In Wahrer v. Aldrich (1915), 161 Wis. 36, 40, 152 N. W. 456, this court said:

"Do the facts found sustain the judgment? In McCann v. Strang, 97 Wis. 551, 72 N. W. 1117, the general rule governing cases of this kind is stated to be that courts will not abate a lawful business as a nuisance on the ground of noise alone, unless the noise and other incidents thereof are such as would be likely to cause some `actual, material, physical discomfort to a person of ordinary sensibilities, so circumstanced as the complaining party.' It is therein further stated that `the nature of the trade, the kind of noise, the location, and all the attending circumstances must be taken into consideration.' The standard for measuring the nuisance qualities of the noise is its effect upon a person of ordinary sensibilities.
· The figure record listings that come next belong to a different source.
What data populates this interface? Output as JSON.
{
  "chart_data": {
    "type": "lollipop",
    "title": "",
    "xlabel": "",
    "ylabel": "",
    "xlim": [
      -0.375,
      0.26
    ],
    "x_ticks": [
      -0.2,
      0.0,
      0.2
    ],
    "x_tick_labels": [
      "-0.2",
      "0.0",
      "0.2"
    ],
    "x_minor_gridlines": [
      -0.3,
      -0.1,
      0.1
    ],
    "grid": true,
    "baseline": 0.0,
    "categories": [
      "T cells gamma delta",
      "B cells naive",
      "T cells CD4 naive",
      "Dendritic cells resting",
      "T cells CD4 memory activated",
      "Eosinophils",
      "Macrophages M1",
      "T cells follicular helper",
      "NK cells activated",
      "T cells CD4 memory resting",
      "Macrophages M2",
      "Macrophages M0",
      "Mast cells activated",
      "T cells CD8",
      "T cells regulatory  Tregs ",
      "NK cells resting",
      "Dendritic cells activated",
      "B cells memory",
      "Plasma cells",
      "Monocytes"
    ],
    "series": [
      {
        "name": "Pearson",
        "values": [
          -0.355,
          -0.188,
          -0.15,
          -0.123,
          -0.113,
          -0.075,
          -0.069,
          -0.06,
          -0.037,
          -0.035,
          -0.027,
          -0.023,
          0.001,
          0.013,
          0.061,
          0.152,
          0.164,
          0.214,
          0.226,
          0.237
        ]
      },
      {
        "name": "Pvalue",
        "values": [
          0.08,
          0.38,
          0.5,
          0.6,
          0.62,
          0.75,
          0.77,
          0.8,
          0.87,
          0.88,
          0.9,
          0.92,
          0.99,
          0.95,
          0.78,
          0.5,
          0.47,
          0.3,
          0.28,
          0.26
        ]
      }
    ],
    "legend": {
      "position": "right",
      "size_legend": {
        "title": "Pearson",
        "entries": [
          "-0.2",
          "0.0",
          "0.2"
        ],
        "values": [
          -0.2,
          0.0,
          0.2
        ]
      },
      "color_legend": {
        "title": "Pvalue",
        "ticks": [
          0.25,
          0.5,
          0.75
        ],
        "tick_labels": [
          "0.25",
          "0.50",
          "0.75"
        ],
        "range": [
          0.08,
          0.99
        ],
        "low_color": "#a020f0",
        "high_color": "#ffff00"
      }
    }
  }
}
It is to be gauged neither by a neurotic nor a phlegmatic temperament. To constitute a nuisance it must be physically annoying—it is not sufficient that it offend mere taste or what is ideally desirable. An actual effect of discomfort must be produced by it upon the average nervous organization before courts will interfere. Price v. Grantz, 118 Pa. St. 402, 11 Atl. 794; Powell v. Bentley & G. F. Co. 34 W. Va. 804, 12 S. E. 1085, 12 L. R. A. 53; note to Acme F. Co. v. State (34 Ind. App. 346, 72 N. E. 1037) 107 Am. *27 St. Rep. 195 et seq.; 2 Wood, Nuisances (3d ed.), sec. 617; Joyce, Nuisances, sec. 183."

By the Court.—Judgment affirmed. CURRIE, J., took no part.